# CS4104 Homework Assignment 1

## Due at 11:00pm on Wednesday, September 1

30 Points

See the General Guidelines for homework assignments.

**1.**
A knight fights a dragon with 100 heads. The knight can cut off 15,
17, 20, or 5 heads with one blow of his sword; however, in each of
these cases a number of new heads will immediately grow back: 24, 2,
14, or 17 heads, respectively. (In other words, if the knight cuts off
15 heads, then 24 new heads will grow back; if the knight cuts off 17
heads, then only 2 new heads will grow back, and so on). The dragon
dies only if all of his heads are cut off (and the last blow of the
sword must cut off exactly 15, 17, 20, or 5 heads). Is it possible to
kill the dragon? Either show a series of cuts that kills the dragon,
or explain why it is not possible.

**2.**
Suppose you wish to know which floors in a 36-story building are safe
to drop eggs from (in a special egg-dropping container) and which will
cause the eggs to break on landing. We assume the following:

- An egg that survives a drop can be used again (no harm is done, and the egg is not weaker).
- A broken egg cannot be used again.
- If an egg breaks when dropped from some floor, it would also break if dropped from any higher floor.
- If an egg survives a fall when dropped from some floor, it would also survive if dropped from a lower floor.
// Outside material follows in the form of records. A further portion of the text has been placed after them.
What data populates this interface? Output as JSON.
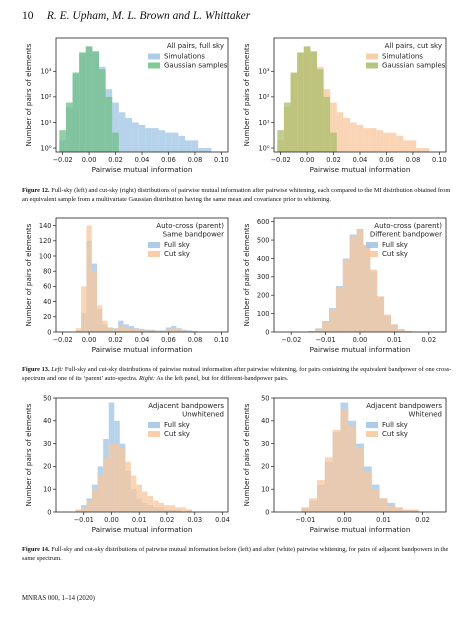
{
  "header": {
    "page_number": "10",
    "authors": "R. E. Upham, M. L. Brown and L. Whittaker"
  },
  "footer": {
    "text": "MNRAS 000, 1–14 (2020)"
  },
  "colors": {
    "blue": "#9fc3e4",
    "green": "#6fbf86",
    "orange": "#f8c79c",
    "olive": "#a9bc6c"
  },
  "figures": [
    {
      "label": "Figure 12.",
      "caption": "Full-sky (left) and cut-sky (right) distributions of pairwise mutual information after pairwise whitening, each compared to the MI distribution obtained from an equivalent sample from a multivariate Gaussian distribution having the same mean and covariance prior to whitening.",
      "panels": [
        {
          "title": [
            "All pairs, full sky"
          ],
          "legend": [
            "Simulations",
            "Gaussian samples"
          ]
        },
        {
          "title": [
            "All pairs, cut sky"
          ],
          "legend": [
            "Simulations",
            "Gaussian samples"
          ]
        }
      ]
    },
    {
      "label": "Figure 13.",
      "caption_left": "Left:",
      "caption": "Full-sky and cut-sky distributions of pairwise mutual information after pairwise whitening, for pairs containing the equivalent bandpower of one cross-spectrum and one of its ‘parent’ auto-spectra.",
      "caption_right": "Right:",
      "caption2": "As the left panel, but for different-bandpower pairs.",
      "panels": [
        {
          "title": [
            "Auto-cross (parent)",
            "Same bandpower"
          ],
          "legend": [
            "Full sky",
            "Cut sky"
          ]
        },
        {
          "title": [
            "Auto-cross (parent)",
            "Different bandpower"
          ],
          "legend": [
            "Full sky",
            "Cut sky"
          ]
        }
      ]
    },
    {
      "label": "Figure 14.",
      "caption": "Full-sky and cut-sky distributions of pairwise mutual information before (left) and after (white) pairwise whitening, for pairs of adjacent bandpowers in the same spectrum.",
      "panels": [
        {
          "title": [
            "Adjacent bandpowers",
            "Unwhitened"
          ],
          "legend": [
            "Full sky",
            "Cut sky"
          ]
        },
        {
          "title": [
            "Adjacent bandpowers",
            "Whitened"
          ],
          "legend": [
            "Full sky",
            "Cut sky"
          ]
        }
      ]
    }
  ],
  "chart_data": [
    {
      "type": "histogram",
      "xlabel": "Pairwise mutual information",
      "ylabel": "Number of pairs of elements",
      "xlim": [
        -0.025,
        0.105
      ],
      "ylim": [
        0.7,
        20000
      ],
      "yscale": "log",
      "xticks": [
        -0.02,
        0.0,
        0.02,
        0.04,
        0.06,
        0.08,
        0.1
      ],
      "xticklabels": [
        "−0.02",
        "0.00",
        "0.02",
        "0.04",
        "0.06",
        "0.08",
        "0.10"
      ],
      "yticks": [
        1,
        10,
        100,
        1000
      ],
      "yticklabels": [
        "10⁰",
        "10¹",
        "10²",
        "10³"
      ],
      "series": [
        {
          "name": "Simulations",
          "color": "#9fc3e4",
          "x": [
            -0.02,
            -0.015,
            -0.01,
            -0.005,
            0.0,
            0.005,
            0.01,
            0.015,
            0.02,
            0.025,
            0.03,
            0.035,
            0.04,
            0.045,
            0.05,
            0.055,
            0.06,
            0.065,
            0.07,
            0.075,
            0.08,
            0.085,
            0.09
          ],
          "values": [
            2,
            40,
            800,
            5000,
            9000,
            6000,
            1500,
            200,
            60,
            25,
            15,
            10,
            8,
            6,
            6,
            5,
            4,
            4,
            3,
            2,
            2,
            1,
            1
          ]
        },
        {
          "name": "Gaussian samples",
          "color": "#6fbf86",
          "x": [
            -0.02,
            -0.015,
            -0.01,
            -0.005,
            0.0,
            0.005,
            0.01,
            0.015,
            0.02
          ],
          "values": [
            5,
            60,
            900,
            5500,
            9500,
            6000,
            1200,
            100,
            4
          ]
        }
      ]
    },
    {
      "type": "histogram",
      "xlabel": "Pairwise mutual information",
      "ylabel": "Number of pairs of elements",
      "xlim": [
        -0.025,
        0.105
      ],
      "ylim": [
        0.7,
        20000
      ],
      "yscale": "log",
      "xticks": [
        -0.02,
        0.0,
        0.02,
        0.04,
        0.06,
        0.08,
        0.1
      ],
      "xticklabels": [
        "−0.02",
        "0.00",
        "0.02",
        "0.04",
        "0.06",
        "0.08",
        "0.10"
      ],
      "yticks": [
        1,
        10,
        100,
        1000
      ],
      "yticklabels": [
        "10⁰",
        "10¹",
        "10²",
        "10³"
      ],
      "series": [
        {
          "name": "Simulations",
          "color": "#f8c79c",
          "x": [
            -0.02,
            -0.015,
            -0.01,
            -0.005,
            0.0,
            0.005,
            0.01,
            0.015,
            0.02,
            0.025,
            0.03,
            0.035,
            0.04,
            0.045,
            0.05,
            0.055,
            0.06,
            0.065,
            0.07,
            0.075,
            0.08,
            0.085,
            0.09
          ],
          "values": [
            2,
            40,
            800,
            5000,
            9000,
            6000,
            1500,
            200,
            60,
            25,
            15,
            10,
            8,
            6,
            6,
            5,
            4,
            4,
            3,
            2,
            2,
            1,
            1
          ]
        },
        {
          "name": "Gaussian samples",
          "color": "#a9bc6c",
          "x": [
            -0.02,
            -0.015,
            -0.01,
            -0.005,
            0.0,
            0.005,
            0.01,
            0.015,
            0.02
          ],
          "values": [
            5,
            60,
            900,
            5500,
            9500,
            6000,
            1200,
            100,
            4
          ]
        }
      ]
    },
    {
      "type": "histogram",
      "xlabel": "Pairwise mutual information",
      "ylabel": "Number of pairs of elements",
      "xlim": [
        -0.025,
        0.105
      ],
      "ylim": [
        0,
        150
      ],
      "yscale": "linear",
      "xticks": [
        -0.02,
        0.0,
        0.02,
        0.04,
        0.06,
        0.08,
        0.1
      ],
      "xticklabels": [
        "−0.02",
        "0.00",
        "0.02",
        "0.04",
        "0.06",
        "0.08",
        "0.10"
      ],
      "yticks": [
        0,
        20,
        40,
        60,
        80,
        100,
        120,
        140
      ],
      "yticklabels": [
        "0",
        "20",
        "40",
        "60",
        "80",
        "100",
        "120",
        "140"
      ],
      "series": [
        {
          "name": "Full sky",
          "color": "#9fc3e4",
          "x": [
            -0.008,
            -0.004,
            0.0,
            0.004,
            0.008,
            0.012,
            0.016,
            0.02,
            0.024,
            0.028,
            0.032,
            0.036,
            0.04,
            0.044,
            0.048,
            0.052,
            0.056,
            0.06,
            0.064,
            0.068,
            0.072,
            0.076,
            0.08
          ],
          "values": [
            2,
            25,
            120,
            90,
            30,
            10,
            6,
            5,
            15,
            10,
            8,
            5,
            4,
            3,
            3,
            2,
            2,
            6,
            8,
            5,
            3,
            2,
            1
          ]
        },
        {
          "name": "Cut sky",
          "color": "#f8c79c",
          "x": [
            -0.008,
            -0.004,
            0.0,
            0.004,
            0.008,
            0.012,
            0.016,
            0.02,
            0.024,
            0.028,
            0.032,
            0.036,
            0.04,
            0.044,
            0.048,
            0.052,
            0.056,
            0.06,
            0.064,
            0.068,
            0.072,
            0.076,
            0.08
          ],
          "values": [
            5,
            60,
            140,
            80,
            35,
            15,
            6,
            4,
            8,
            6,
            5,
            4,
            3,
            2,
            2,
            2,
            1,
            3,
            5,
            4,
            2,
            1,
            1
          ]
        }
      ]
    },
    {
      "type": "histogram",
      "xlabel": "Pairwise mutual information",
      "ylabel": "Number of pairs of elements",
      "xlim": [
        -0.025,
        0.025
      ],
      "ylim": [
        0,
        620
      ],
      "yscale": "linear",
      "xticks": [
        -0.02,
        -0.01,
        0.0,
        0.01,
        0.02
      ],
      "xticklabels": [
        "−0.02",
        "−0.01",
        "0.00",
        "0.01",
        "0.02"
      ],
      "yticks": [
        0,
        100,
        200,
        300,
        400,
        500,
        600
      ],
      "yticklabels": [
        "0",
        "100",
        "200",
        "300",
        "400",
        "500",
        "600"
      ],
      "series": [
        {
          "name": "Full sky",
          "color": "#9fc3e4",
          "x": [
            -0.014,
            -0.012,
            -0.01,
            -0.008,
            -0.006,
            -0.004,
            -0.002,
            0.0,
            0.002,
            0.004,
            0.006,
            0.008,
            0.01,
            0.012,
            0.014,
            0.016
          ],
          "values": [
            5,
            20,
            60,
            130,
            250,
            400,
            530,
            560,
            470,
            330,
            190,
            90,
            40,
            15,
            5,
            2
          ]
        },
        {
          "name": "Cut sky",
          "color": "#f8c79c",
          "x": [
            -0.014,
            -0.012,
            -0.01,
            -0.008,
            -0.006,
            -0.004,
            -0.002,
            0.0,
            0.002,
            0.004,
            0.006,
            0.008,
            0.01,
            0.012,
            0.014,
            0.016
          ],
          "values": [
            5,
            18,
            55,
            125,
            240,
            395,
            520,
            555,
            475,
            340,
            195,
            95,
            42,
            16,
            6,
            2
          ]
        }
      ]
    },
    {
      "type": "histogram",
      "xlabel": "Pairwise mutual information",
      "ylabel": "Number of pairs of elements",
      "xlim": [
        -0.02,
        0.042
      ],
      "ylim": [
        0,
        50
      ],
      "yscale": "linear",
      "xticks": [
        -0.01,
        0.0,
        0.01,
        0.02,
        0.03,
        0.04
      ],
      "xticklabels": [
        "−0.01",
        "0.00",
        "0.01",
        "0.02",
        "0.03",
        "0.04"
      ],
      "yticks": [
        0,
        10,
        20,
        30,
        40,
        50
      ],
      "yticklabels": [
        "0",
        "10",
        "20",
        "30",
        "40",
        "50"
      ],
      "series": [
        {
          "name": "Full sky",
          "color": "#9fc3e4",
          "x": [
            -0.012,
            -0.01,
            -0.008,
            -0.006,
            -0.004,
            -0.002,
            0.0,
            0.002,
            0.004,
            0.006,
            0.008,
            0.01,
            0.012,
            0.014,
            0.016,
            0.018,
            0.02,
            0.022,
            0.024,
            0.026,
            0.028
          ],
          "values": [
            1,
            3,
            6,
            12,
            20,
            32,
            48,
            40,
            30,
            18,
            10,
            6,
            4,
            3,
            2,
            2,
            1,
            1,
            1,
            0,
            1
          ]
        },
        {
          "name": "Cut sky",
          "color": "#f8c79c",
          "x": [
            -0.012,
            -0.01,
            -0.008,
            -0.006,
            -0.004,
            -0.002,
            0.0,
            0.002,
            0.004,
            0.006,
            0.008,
            0.01,
            0.012,
            0.014,
            0.016,
            0.018,
            0.02,
            0.022,
            0.024,
            0.026,
            0.028
          ],
          "values": [
            1,
            2,
            5,
            10,
            16,
            24,
            30,
            30,
            28,
            22,
            16,
            12,
            9,
            7,
            5,
            4,
            3,
            3,
            2,
            2,
            1
          ]
        }
      ]
    },
    {
      "type": "histogram",
      "xlabel": "Pairwise mutual information",
      "ylabel": "Number of pairs of elements",
      "xlim": [
        -0.018,
        0.026
      ],
      "ylim": [
        0,
        50
      ],
      "yscale": "linear",
      "xticks": [
        -0.01,
        0.0,
        0.01,
        0.02
      ],
      "xticklabels": [
        "−0.01",
        "0.00",
        "0.01",
        "0.02"
      ],
      "yticks": [
        0,
        10,
        20,
        30,
        40,
        50
      ],
      "yticklabels": [
        "0",
        "10",
        "20",
        "30",
        "40",
        "50"
      ],
      "series": [
        {
          "name": "Full sky",
          "color": "#9fc3e4",
          "x": [
            -0.01,
            -0.008,
            -0.006,
            -0.004,
            -0.002,
            0.0,
            0.002,
            0.004,
            0.006,
            0.008,
            0.01,
            0.012,
            0.014,
            0.016,
            0.018
          ],
          "values": [
            2,
            5,
            12,
            22,
            35,
            48,
            40,
            30,
            20,
            12,
            6,
            4,
            2,
            1,
            1
          ]
        },
        {
          "name": "Cut sky",
          "color": "#f8c79c",
          "x": [
            -0.01,
            -0.008,
            -0.006,
            -0.004,
            -0.002,
            0.0,
            0.002,
            0.004,
            0.006,
            0.008,
            0.01,
            0.012,
            0.014,
            0.016,
            0.018
          ],
          "values": [
            2,
            6,
            14,
            24,
            36,
            45,
            38,
            28,
            18,
            10,
            6,
            3,
            2,
            1,
            1
          ]
        }
      ]
    }
  ]
}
We know nothing in advance about which floor will cause eggs to break:
Possibly the eggs break on floor 1, or don't even break on floor 36.
If you had only one egg, the only thing you could do is start at floor
1 and go up until the egg breaks. If it breaks on floor *n*, that
would need *n* tries (up to 36).

Now, assume that you have two eggs. You are to devise a process that allows you to determine the egg-breaking floor, using the least possible number of egg drops in the worst case, no matter which floor it is.